Outre le design des vélos, on étudie aussi d’autres choses ici, en rapport avec les équipes produit. « C’est un travail commun qui a permis l’arrivée dans les gammes d’une nouvelle taille M/L qui a permis de repositionner les géométries de nos vélos. Il y a eu un vrai dialogue entre ce que nous avons capté des tendances, des retours de terrain, et des équipes produit qui ont concrétisé cela avec nous. »
Le Dusty de gravel est aussi un bon exemple de la rencontre entre technique et design : « Il y avait une volonté technique d’apporter du confort, qui est un élément hyper important de la performance en gravel. Mais nous avons voulu le faire avec style, et c’est ce qui a donné cette connexion unique entre les haubans et le tube de selle du vélo. »

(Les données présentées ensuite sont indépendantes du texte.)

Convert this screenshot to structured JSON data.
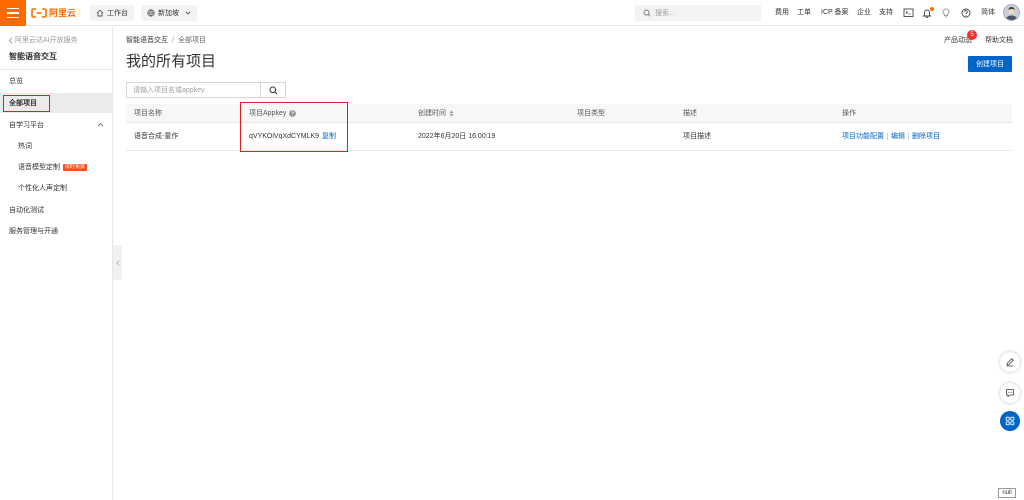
{
  "topbar": {
    "logo_text": "阿里云",
    "workbench_label": "工作台",
    "region_label": "新加坡",
    "search_placeholder": "搜索...",
    "links": {
      "billing": "费用",
      "ticket": "工单",
      "icp": "ICP 备案",
      "enterprise": "企业",
      "support": "支持"
    },
    "lang_label": "简体",
    "icons": [
      "menu-icon",
      "aliyun-logo-icon",
      "home-icon",
      "globe-icon",
      "chevron-down-icon",
      "search-icon",
      "terminal-icon",
      "bell-icon",
      "lightbulb-icon",
      "help-icon",
      "avatar"
    ]
  },
  "sidebar": {
    "back_label": "阿里云达AI开放服务",
    "product_title": "智能语音交互",
    "items": [
      {
        "label": "总览"
      },
      {
        "label": "全部项目",
        "selected": true
      },
      {
        "label": "自学习平台",
        "expanded": true
      },
      {
        "label": "热词"
      },
      {
        "label": "语音模型定制",
        "badge": "限时免费"
      },
      {
        "label": "个性化人声定制"
      },
      {
        "label": "自动化测试"
      },
      {
        "label": "服务管理与开通"
      }
    ]
  },
  "header": {
    "breadcrumb": [
      "智能语音交互",
      "全部项目"
    ],
    "breadcrumb_separator": "/",
    "product_news_label": "产品动态",
    "product_news_count": "5",
    "help_docs_label": "帮助文档",
    "page_title": "我的所有项目",
    "create_button_label": "创建项目"
  },
  "search": {
    "placeholder": "请输入项目名或appkey"
  },
  "table": {
    "columns": [
      "项目名称",
      "项目Appkey",
      "创建时间",
      "项目类型",
      "描述",
      "操作"
    ],
    "rows": [
      {
        "name": "语音合成-童作",
        "appkey": "qVYKOiVqXdCYMLK9",
        "copy_label": "复制",
        "created": "2022年6月20日 16:00:19",
        "type": "",
        "description": "项目描述",
        "actions": [
          "项目功能配置",
          "编辑",
          "删除项目"
        ]
      }
    ]
  },
  "floating": {
    "icons": [
      "edit-icon",
      "chat-icon",
      "grid-icon"
    ],
    "null_label": "null"
  },
  "colors": {
    "brand_orange": "#ff6a00",
    "link_blue": "#0064c8",
    "annotation_red": "#e02020",
    "badge_red": "#f23030"
  }
}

Enfin, notre guide n’est pas peu fier de terminer sa visite en nous montrant un nouveau département de réparation des cadres. « Nous avons plus de 20 ans, et nous pensons que cela fait partie de notre ADN et de la maturité d’une marque de pouvoir offrir un service sur le long terme à ses clients. Nous avons donc lancé un service de réparation officiel pour nos cadres carbone, qui pourrait aussi évoluer vers de la restauration de nos vélos plus anciens, notamment en pouvant proposer de refaire une peinture ou de restaurer entièrement des cadres. Nos clients sont des passionnés, nous aussi. Nous savons qu’ils tiennent à leurs vélos et que beaucoup les conservent même s’ils en achètent de nouveaux. C’est quelque chose qu’on voit dans l’automobile et qui va, je pense, arriver dans le vélo aussi. »
Il est maintenant temps de dire au revoir au soleil espagnol et de se donner rendez-vous dans les Portes du Soleil, et notamment pendant la Pass’Portes fin juin 2025 si vous voulez enfourcher un Mondraker pour un galop d’essai.